How to find out if and what your customer is willing to pay
An excellent way to test a revenue model without having your final solution ready is via a Dry Wallet. You create a fake checkout process and offer your product or service for free at the end of it via your Concierge model or Wizard of Oz experiment.
When you are a bit further with the development of your solution and already have a functioning solution, you could use a Price Elasticity Survey to learn what the upper and lower boundaries are for your pricing model.
Dry Wallet experiment: Is my customer prepared to pay for my solution?
A Dry Wallet or Fake Checkout experiment tests whether your potential customers are willing to pay for your solution by creating a fake checkout process and offering your Concierge model solution or Wizard of Oz experiment to them for free.
- Is your potential customer willing to pay for your solution
- Does pricing or payment options influence your conversion rate
Instead of building a complicated checkout process with credit card integration or pay by invoice system, create a form where customers can leave their billing information and add a price, and a checkout button.
Measure how many people visit the Checkout page, fill in the form, and click on your Checkout button.
You can experiment with different payment methods and pricing to see if that significantly affects your conversion rate.
Price Elasticity Survey: What is my customer willing to pay?
Do you have a clear understanding of how much you can charge for your solution? Most start-ups spent up to 45 minutes on their pricing. Once.

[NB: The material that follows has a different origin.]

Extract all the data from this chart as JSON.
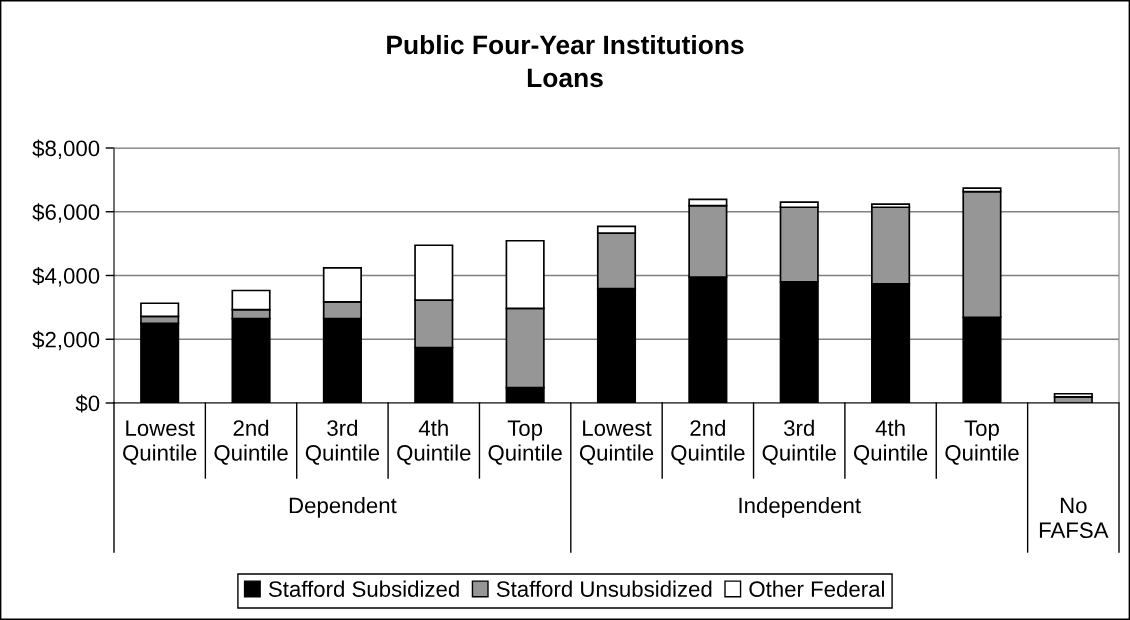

Your pricing is a super important tool to drive growth. It is easier to increase your price by 10% than to acquire 10% more users. But what is the range your pricing should be in? You find out by asking your customers.
Your customers aren’t very good at thinking about specific price points, though. They won’t be able to tell you if your solution is worth 199 euro per month or 279 euro.
The Price Elasticity Survey can help you find the answers.
- What is the lower and upper limit of your pricing plans
- What are the core features your customers are willing to pay for
- What types of pricing plans could you create to serve your customers best
The Van Westendorp’s Price Sensitivity Meter is behind the Price Elasticity Survey and is developed to determine the pricing landscape for your solution. It is based on four key questions about your pricing:
- At what price would you consider the product to be so expensive that you would not consider buying it?
- At what price would you consider the product to be priced so low that you would feel the quality couldn’t be very good?
- At what price would you consider the product starting to get expensive so that it is not out of the question, but you would have to give some thought to buying it?
- At what price would you consider the product to be a bargain—a great buy for the money?
By creating a survey and sending these questions to your current and potential customers, you can determine certain price points. The optimal price is somewhere between Too Cheap and Cheap / Good Value.
You start with a price on the low end of the range and increase it when adding new features.
Later, in your scale phase, you can start experimenting with raising the price towards the Cheap / Good Value limit and seeing where the best pricing is compared to the number of new customers you can acquire.
When you analyze your survey, split up the results based on the different customer segments you have to determine if price elasticity is different between different customer segments. It can be that one segment is willing to pay much more for the full set of features that you want to offer, and another customer segment is only interested in a subset and has less budget. By analyzing these differences, you can create different pricing plans that fit your identified customer segments.